Whenever scoring systems change, retailers ask lots of questions: How will my store be judged? What is different than previous years? Will I still make Five Star like I did in the past? Will it be easy to use the score to improve my store? (Look for a full article on the new program in the IGA Minute, and visit IGA.com for more details).

In short, the new program is similar to Five Star rankings in the past. An independent assessment is done by local shoppers based on a set of questions our retail advisory board helped us to create. If your store got Five Star in the past, and if you continue to provide great customer service and exceed shopper expectations, then you should expect to continue to earn high marks.

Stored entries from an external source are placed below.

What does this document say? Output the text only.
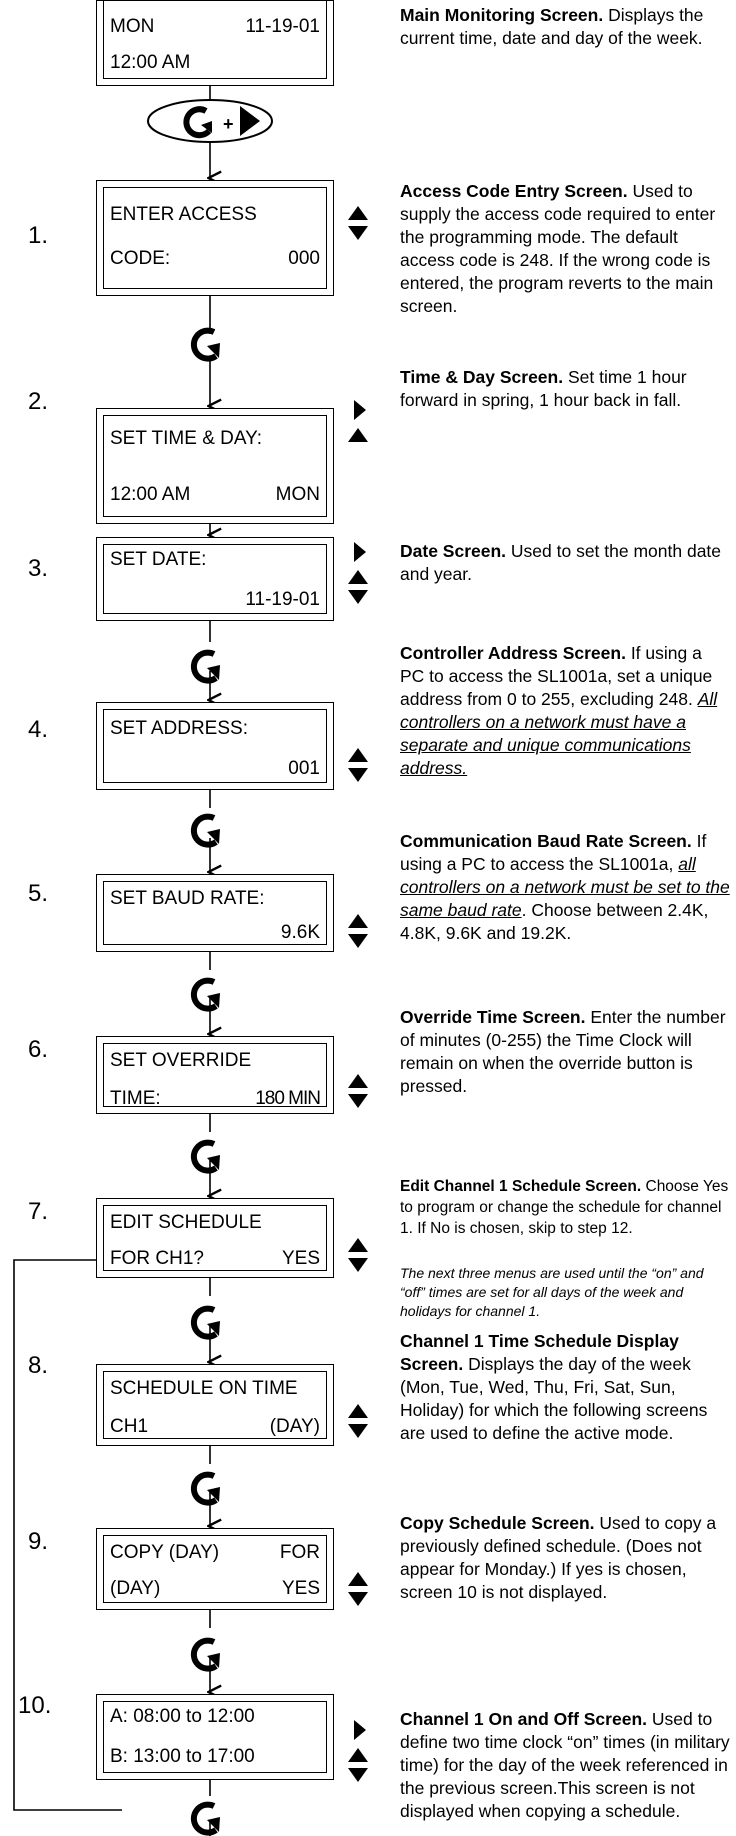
+
MON	11-19-01
12:00 AM
Main Monitoring Screen. Displays the current time, date and day of the week.
1.
ENTER ACCESS
CODE:	000
Access Code Entry Screen. Used to supply the access code required to enter the programming mode. The default access code is 248. If the wrong code is entered, the program reverts to the main screen.
2.
SET TIME & DAY:
12:00 AM	MON
Time & Day Screen. Set time 1 hour forward in spring, 1 hour back in fall.
3.	SET DATE:
11-19-01
Date Screen. Used to set the month date and year.
4.	SET ADDRESS:
001
Controller Address Screen. If using a PC to access the SL1001a, set a unique address from 0 to 255, excluding 248. All controllers on a network must have a separate and unique communications address.
5.	SET BAUD RATE:
9.6K
Communication Baud Rate Screen. If using a PC to access the SL1001a, all controllers on a network must be set to the same baud rate. Choose between 2.4K, 4.8K, 9.6K and 19.2K.
6.	SET OVERRIDE
TIME:	180 MIN
Override Time Screen. Enter the number of minutes (0-255) the Time Clock will remain on when the override button is pressed.
7.	EDIT SCHEDULE
FOR CH1?	YES
Edit Channel 1 Schedule Screen. Choose Yes to program or change the schedule for channel 1. If No is chosen, skip to step 12.
The next three menus are used until the “on” and “off” times are set for all days of the week and holidays for channel 1.
8.
SCHEDULE ON TIME
CH1	(DAY)
Channel 1 Time Schedule Display Screen. Displays the day of the week (Mon, Tue, Wed, Thu, Fri, Sat, Sun, Holiday) for which the following screens are used to define the active mode.
9.	COPY (DAY)	FOR
(DAY)	YES
Copy Schedule Screen. Used to copy a previously defined schedule. (Does not appear for Monday.) If yes is chosen, screen 10 is not displayed.
10.	A: 08:00 to 12:00
B: 13:00 to 17:00
Channel 1 On and Off Screen. Used to define two time clock “on” times (in military time) for the day of the week referenced in the previous screen.This screen is not displayed when copying a schedule.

But know this: In some ways the program will be tougher. In the past, stores that displayed a lot of IGA branding could artificially improve their store's overall score. And while I am always proud to see our retailers support the IGA brand, shoppers don’t count IGA red ovals. We changed the criteria, de-emphasized logo-counting in favor of merchandising, operations, and service. (Ironically, this may also make it easier for some great stores who failed to hit the top mark because they didn’t have enough IGA branding to earn Five Star!)

Of course, the primary goal of scoring is to help us all improve. The ranking you get as a retailer allows you to benchmark your store relative to other independent grocery stores. It also gives IGA corporate a method for dealing with stores that don’t meet our minimum expectations.

I think you will like the new program, the detail provided by the assessor, and the better reporting process. Moreover, I think you’ll like the new Five Star recognition—including a new award level based on independent ranking and shopper feedback called Five Star Platinum. Reserved for the top three percent of IGA retailers, Five Star Platinum is designed to help us identify retailers who are truly setting the standard for great independent retailing.

Congratulations and a hearty thank you to our IGA Hometown Proud USA Retailers—and our IGA International Retailers of the Year—for leading the way.